Consequences of falling back on the 1959 regime
The UK government has long been a proponent of the efficacy of the EAW and it would arguably be a significant loss in its law enforcement armoury post-Brexit. Indeed, reverting back to the regime under the Council of Europe would leave the UK facing the very same issues that the EAW was designed to address: delay, higher cost, and potential political interference. These issues were set out in the House of Lords report Brexit: The European Arrest Warrant and reiterated in the House of Commons, Home Affairs Committee report UK–EU security cooperation after Brexit (Fourth Report) which recalled that the simplified extradition procedure introduced through the EAW is “significantly faster and cheaper than its predecessor arrangements, based on the 1957 European Convention on Extradition”. A similar message is heard from the Lords in the Brexit: future UK-EU security and police cooperation report where this underlines that “…the 1957 Council of Europe Convention on Extradition cannot adequately substitute for the European Arrest Warrant”.

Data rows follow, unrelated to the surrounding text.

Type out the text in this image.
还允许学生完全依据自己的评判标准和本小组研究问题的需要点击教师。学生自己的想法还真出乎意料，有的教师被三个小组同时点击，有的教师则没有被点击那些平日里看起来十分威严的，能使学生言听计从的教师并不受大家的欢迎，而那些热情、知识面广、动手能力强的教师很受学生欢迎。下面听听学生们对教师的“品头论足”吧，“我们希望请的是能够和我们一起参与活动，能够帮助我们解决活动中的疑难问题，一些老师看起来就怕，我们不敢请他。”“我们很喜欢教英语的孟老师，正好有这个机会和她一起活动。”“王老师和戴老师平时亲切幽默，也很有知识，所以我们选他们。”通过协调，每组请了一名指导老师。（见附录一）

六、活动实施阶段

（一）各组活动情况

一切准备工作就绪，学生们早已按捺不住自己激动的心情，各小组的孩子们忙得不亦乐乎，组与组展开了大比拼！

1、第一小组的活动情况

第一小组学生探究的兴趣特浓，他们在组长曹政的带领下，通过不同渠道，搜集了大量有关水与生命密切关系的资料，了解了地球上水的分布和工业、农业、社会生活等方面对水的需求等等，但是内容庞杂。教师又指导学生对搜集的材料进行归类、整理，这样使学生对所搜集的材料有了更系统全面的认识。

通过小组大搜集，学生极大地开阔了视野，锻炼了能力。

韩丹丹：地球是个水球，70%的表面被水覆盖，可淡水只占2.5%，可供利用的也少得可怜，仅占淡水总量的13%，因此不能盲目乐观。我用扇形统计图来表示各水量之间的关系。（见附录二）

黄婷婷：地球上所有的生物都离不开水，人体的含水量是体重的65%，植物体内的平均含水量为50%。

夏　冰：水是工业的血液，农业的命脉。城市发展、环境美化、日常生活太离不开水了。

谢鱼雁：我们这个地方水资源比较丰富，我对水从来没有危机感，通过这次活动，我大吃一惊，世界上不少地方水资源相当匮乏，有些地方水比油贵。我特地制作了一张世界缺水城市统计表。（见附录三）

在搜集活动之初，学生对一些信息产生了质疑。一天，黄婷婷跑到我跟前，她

Others outside parliament echo this view: the Serious Fraud Office cited loss of access to EU measures and tools arising from Brexit leading to an adverse effect on investigations and prosecutions as a strategic risk in its Annual Report 2017-18. When questioned before the Justice Committee in December 2018, SFO Director Lisa Osofsky confirmed that “it will be slower, and it is clunkier to rely on treaties, letters of request and that sort of thing than that which we have at the moment”.

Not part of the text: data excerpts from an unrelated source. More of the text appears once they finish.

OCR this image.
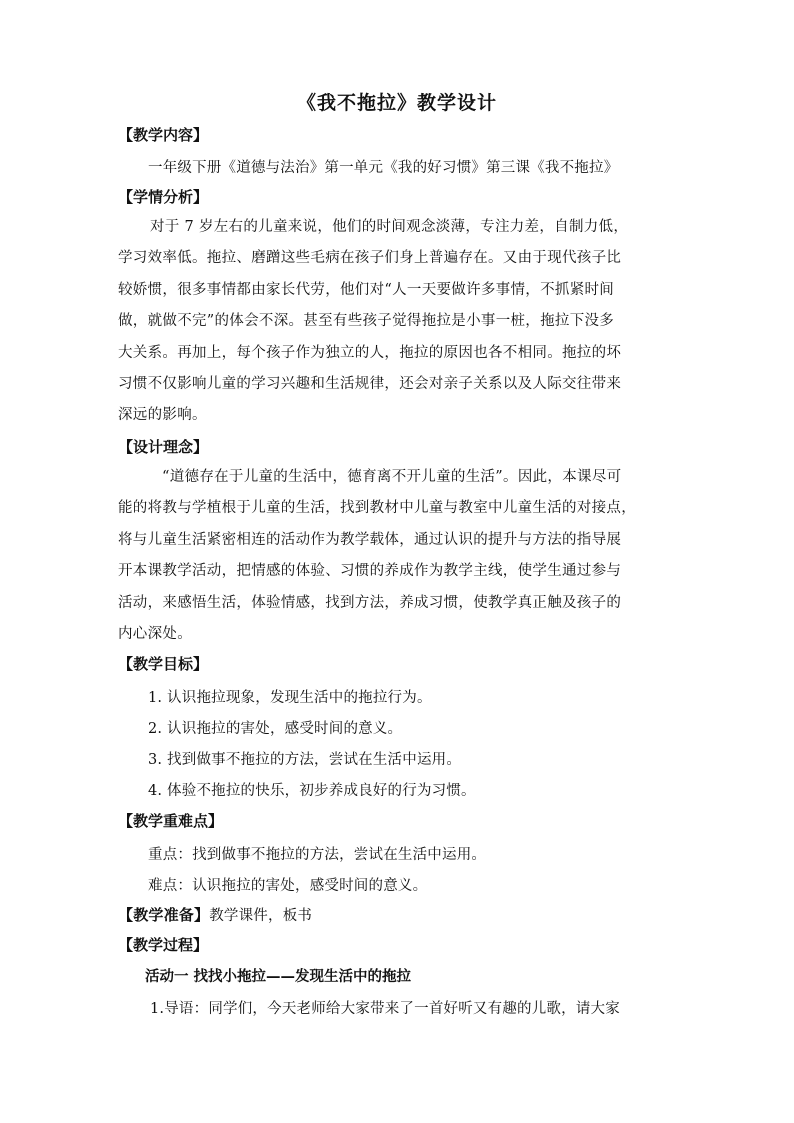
《我不拖拉》教学设计
【教学内容】
一年级下册《道德与法治》第一单元《我的好习惯》第三课《我不拖拉》
【学情分析】
对于 7 岁左右的儿童来说，他们的时间观念淡薄，专注力差，自制力低，
学习效率低。拖拉、磨蹭这些毛病在孩子们身上普遍存在。又由于现代孩子比
较娇惯，很多事情都由家长代劳，他们对“人一天要做许多事情，不抓紧时间
做，就做不完”的体会不深。甚至有些孩子觉得拖拉是小事一桩，拖拉下没多
大关系。再加上，每个孩子作为独立的人，拖拉的原因也各不相同。拖拉的坏
习惯不仅影响儿童的学习兴趣和生活规律，还会对亲子关系以及人际交往带来
深远的影响。
【设计理念】
“道德存在于儿童的生活中，德育离不开儿童的生活”。因此，本课尽可
能的将教与学植根于儿童的生活，找到教材中儿童与教室中儿童生活的对接点，
将与儿童生活紧密相连的活动作为教学载体，通过认识的提升与方法的指导展
开本课教学活动，把情感的体验、习惯的养成作为教学主线，使学生通过参与
活动，来感悟生活，体验情感，找到方法，养成习惯，使教学真正触及孩子的
内心深处。
【教学目标】
1. 认识拖拉现象，发现生活中的拖拉行为。
2. 认识拖拉的害处，感受时间的意义。
3. 找到做事不拖拉的方法，尝试在生活中运用。
4. 体验不拖拉的快乐，初步养成良好的行为习惯。
【教学重难点】
重点：找到做事不拖拉的方法，尝试在生活中运用。
难点：认识拖拉的害处，感受时间的意义。
【教学准备】教学课件，板书
【教学过程】
活动一 找找小拖拉——发现生活中的拖拉
1.导语：同学们，今天老师给大家带来了一首好听又有趣的儿歌，请大家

Former Eurojust President Aled Williams was cited in the House of Lords report on Brexit: judicial oversight of the European Arrest Warrant who summarised his views as follows: “Overall he judged that going back to the Convention would be counterproductive in relation to the security of our citizens and delays”.
What next?
Whilst falling back on the ECE is presented as a default option, some Member States rescinded their legislation implementing the Convention when the EAW came into force. The ECE therefore does not appear to provide a reciprocal solution and it is not clear what the process will be followed if the UK seeks the return of a fugitive. This was an issue addressed in the House of Lords report on Brexit: judicial oversight of the European Arrest Warrant which said that there “would be a problem with those Member States that have rescinded their legislation implementing the Convention”. The report concludes that the “Committee’s concern is that because extradition is a two-way, reciprocal arrangement, in the case of such Member States, simply amending the Extradition Act would not in itself be sufficient. If the UK did not have pre-existing extradition arrangements with certain member states, extradition could become impossible at the moment of Brexit.” Though, this might be settled “if all parties agreed that they would revert to using the [1957] Convention...that that would be a fallback position”. Indeed, it may be that the culture of mutual trust and recognition that has developed under the EAW scheme is so entrenched that this would diminish the practical impact a return to the ECE.
Given the UK’s commitment to cross-border law enforcement (and the focus on the EAW from the outset in terms of future EU-UK relations) we can expect that the Government will press to maintain extradition arrangements that are as close as possible to the EAW scheme in any future partnership or transition deal. How close this will be once the UK is outside the EU is another matter.